Friday, April 30, 2010
Maestra de Paz
Sometimes I chicken out and say I teach high school English, and then pray that nobody asks me what books I teach (Scarlett Letter? No. Great Gatsby? No. My Gender Workbook? Yes!)
"Peace Studies teacher" does not exist in any kind of mainstream educational lexion that I know of.
But sometimes people nod earnestly, or are really interested. Sometimes people step back and reexamine me - I guess I don't look that radical upon first impression. And sometimes people are like, "WAH?".
And then all the old activists and peace workers ask me what we're reading. This has happened several times now. I can't tell if they have ideas of what we should be reading - if I pass or fail some test with them - or if they are genuinly interested, or perhaps searching for some ellusive peace curricula.
I too am searching for an elusive peace curricula - and am always open to suggestions - but am pretty clear that my class is really about power, about naming it and transforming it. We look at the history of nonviolence and nonviolence theory, and social movements, but we also spend a lot of time on gender, race, and class.

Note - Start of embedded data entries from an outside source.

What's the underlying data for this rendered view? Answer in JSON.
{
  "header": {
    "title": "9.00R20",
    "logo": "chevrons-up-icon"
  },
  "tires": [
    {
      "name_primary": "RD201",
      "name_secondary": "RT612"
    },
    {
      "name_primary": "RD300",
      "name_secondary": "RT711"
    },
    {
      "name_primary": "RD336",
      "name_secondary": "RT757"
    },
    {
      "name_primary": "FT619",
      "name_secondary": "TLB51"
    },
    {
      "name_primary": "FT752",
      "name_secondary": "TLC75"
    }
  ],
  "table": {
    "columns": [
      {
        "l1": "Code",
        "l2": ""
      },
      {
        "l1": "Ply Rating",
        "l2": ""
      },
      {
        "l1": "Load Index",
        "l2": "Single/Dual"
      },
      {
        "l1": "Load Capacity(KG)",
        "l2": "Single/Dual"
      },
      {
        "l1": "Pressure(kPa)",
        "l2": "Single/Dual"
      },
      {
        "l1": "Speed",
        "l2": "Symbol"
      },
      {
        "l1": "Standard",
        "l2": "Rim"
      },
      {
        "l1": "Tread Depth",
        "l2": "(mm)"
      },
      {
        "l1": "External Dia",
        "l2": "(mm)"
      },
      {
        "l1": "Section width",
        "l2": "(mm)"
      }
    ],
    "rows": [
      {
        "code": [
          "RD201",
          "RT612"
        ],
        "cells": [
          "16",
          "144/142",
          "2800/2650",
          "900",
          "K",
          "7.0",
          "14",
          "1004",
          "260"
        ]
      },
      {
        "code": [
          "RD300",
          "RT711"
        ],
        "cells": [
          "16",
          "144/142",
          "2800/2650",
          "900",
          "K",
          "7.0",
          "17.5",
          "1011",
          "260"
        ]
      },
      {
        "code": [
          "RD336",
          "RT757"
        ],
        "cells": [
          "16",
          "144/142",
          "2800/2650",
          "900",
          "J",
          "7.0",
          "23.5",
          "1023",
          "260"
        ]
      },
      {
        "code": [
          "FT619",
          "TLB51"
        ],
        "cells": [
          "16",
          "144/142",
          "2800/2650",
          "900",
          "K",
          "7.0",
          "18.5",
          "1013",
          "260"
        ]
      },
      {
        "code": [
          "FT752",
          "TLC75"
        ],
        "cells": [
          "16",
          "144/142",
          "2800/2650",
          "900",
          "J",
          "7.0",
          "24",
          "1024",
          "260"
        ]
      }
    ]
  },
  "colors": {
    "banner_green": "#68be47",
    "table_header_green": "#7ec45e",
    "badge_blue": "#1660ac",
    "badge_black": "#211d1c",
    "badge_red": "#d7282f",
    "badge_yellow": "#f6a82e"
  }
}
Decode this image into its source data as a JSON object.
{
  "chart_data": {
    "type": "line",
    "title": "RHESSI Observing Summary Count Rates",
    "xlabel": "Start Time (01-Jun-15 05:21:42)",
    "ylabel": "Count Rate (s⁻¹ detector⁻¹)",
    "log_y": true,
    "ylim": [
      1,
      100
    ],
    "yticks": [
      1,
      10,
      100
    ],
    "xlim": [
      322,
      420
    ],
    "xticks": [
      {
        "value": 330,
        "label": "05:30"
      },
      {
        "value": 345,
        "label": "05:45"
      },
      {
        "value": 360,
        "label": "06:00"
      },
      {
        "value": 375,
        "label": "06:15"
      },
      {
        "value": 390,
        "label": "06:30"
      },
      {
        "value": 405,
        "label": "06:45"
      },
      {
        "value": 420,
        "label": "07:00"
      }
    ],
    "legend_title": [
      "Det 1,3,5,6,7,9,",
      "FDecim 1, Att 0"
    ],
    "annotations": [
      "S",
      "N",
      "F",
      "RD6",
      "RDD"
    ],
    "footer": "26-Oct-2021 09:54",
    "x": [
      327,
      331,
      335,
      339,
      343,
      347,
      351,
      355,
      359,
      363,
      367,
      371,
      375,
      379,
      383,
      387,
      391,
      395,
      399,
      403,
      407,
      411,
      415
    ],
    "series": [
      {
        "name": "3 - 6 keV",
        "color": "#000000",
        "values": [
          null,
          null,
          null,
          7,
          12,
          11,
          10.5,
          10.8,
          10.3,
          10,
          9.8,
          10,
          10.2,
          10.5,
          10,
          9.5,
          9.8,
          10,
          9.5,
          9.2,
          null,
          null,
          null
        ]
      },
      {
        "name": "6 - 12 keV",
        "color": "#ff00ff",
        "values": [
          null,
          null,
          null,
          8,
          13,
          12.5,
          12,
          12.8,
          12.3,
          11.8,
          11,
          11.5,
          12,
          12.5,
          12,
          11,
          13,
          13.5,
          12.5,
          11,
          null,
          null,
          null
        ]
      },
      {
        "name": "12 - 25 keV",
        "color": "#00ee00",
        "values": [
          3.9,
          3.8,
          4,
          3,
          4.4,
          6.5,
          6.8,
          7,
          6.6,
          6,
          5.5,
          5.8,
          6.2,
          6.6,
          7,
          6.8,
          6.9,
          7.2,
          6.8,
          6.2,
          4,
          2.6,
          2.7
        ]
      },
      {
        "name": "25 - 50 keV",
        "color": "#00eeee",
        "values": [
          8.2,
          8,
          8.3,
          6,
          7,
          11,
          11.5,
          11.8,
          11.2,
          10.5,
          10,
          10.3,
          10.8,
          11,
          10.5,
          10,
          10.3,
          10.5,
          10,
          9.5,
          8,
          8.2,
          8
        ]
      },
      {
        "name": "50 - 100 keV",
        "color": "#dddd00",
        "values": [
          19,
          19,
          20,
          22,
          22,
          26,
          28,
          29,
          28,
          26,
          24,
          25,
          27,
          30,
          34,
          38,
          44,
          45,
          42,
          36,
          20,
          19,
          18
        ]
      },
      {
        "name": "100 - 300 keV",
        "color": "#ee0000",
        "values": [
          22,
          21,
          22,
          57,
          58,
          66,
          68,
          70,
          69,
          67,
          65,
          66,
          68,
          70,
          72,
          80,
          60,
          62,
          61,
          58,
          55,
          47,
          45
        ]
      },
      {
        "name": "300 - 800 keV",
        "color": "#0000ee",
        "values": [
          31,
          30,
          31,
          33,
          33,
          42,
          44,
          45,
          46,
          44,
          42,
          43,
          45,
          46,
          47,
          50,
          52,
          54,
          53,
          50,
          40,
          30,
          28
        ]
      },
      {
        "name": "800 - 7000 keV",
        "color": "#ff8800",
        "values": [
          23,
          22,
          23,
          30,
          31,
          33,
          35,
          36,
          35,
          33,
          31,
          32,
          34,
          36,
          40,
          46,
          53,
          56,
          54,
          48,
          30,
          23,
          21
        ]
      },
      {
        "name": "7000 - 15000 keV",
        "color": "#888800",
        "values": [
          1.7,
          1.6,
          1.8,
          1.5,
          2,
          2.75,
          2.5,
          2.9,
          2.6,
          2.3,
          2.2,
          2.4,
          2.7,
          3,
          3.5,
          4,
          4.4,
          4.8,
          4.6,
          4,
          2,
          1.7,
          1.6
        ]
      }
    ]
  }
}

I ask the kids to surf the space between the political and the personal. I think identity politics have a bad name amongst some folks, but I'm clear we can't get to peace unless we ask some hard questions about power.
That's what I try to say to people when they ask. It often feels like the begining of a conversation rather than an explanation.
Monday, April 19, 2010
Mexico #1
We walked out to the border fence through arroyos – dry creek beds that run with seasonal rains. The way was lined with water bottles and discarded clothing, bras and other bits left behind. The “wall” was round steel posts, at least twelve feet high, driven into the ground, filled with concrete which meant no resonant percussion at the border. We were denied even that silly resistance. The kids climbed, though, and we learned how easy it is to go up, and probably over. Up and over was the plan for everyone we met, almost 40 migrants in the desert that day, mostly men, with faces that ranged from apprehensive of us to bemused. They asked us: “What do you think of us?” and hailed from places in the US that were familiar and close to home. They had done the jump many times, were returning to lives and jobs and families in the US.
In a quiet moment, our group leader asked us to sit and breath, to think of the dozens if not hundreds of people in the desert around us, waiting to cross. The land had seemed quiet, populated by scrub and cattle, but suddenly it was full of eyes and breath and stories.
The people we saw were not carrying enough for five days in the desert. I have hiked for five days in the desert. I am worried about those people.
In an art exercise later, that arroyo became the long road of human history and migration to new life in strange lands, an image that dances now with what I know about NAFTA, maquiladoras, and the wall. And the footprints in the sand, in that long road river of humans walking, included my own.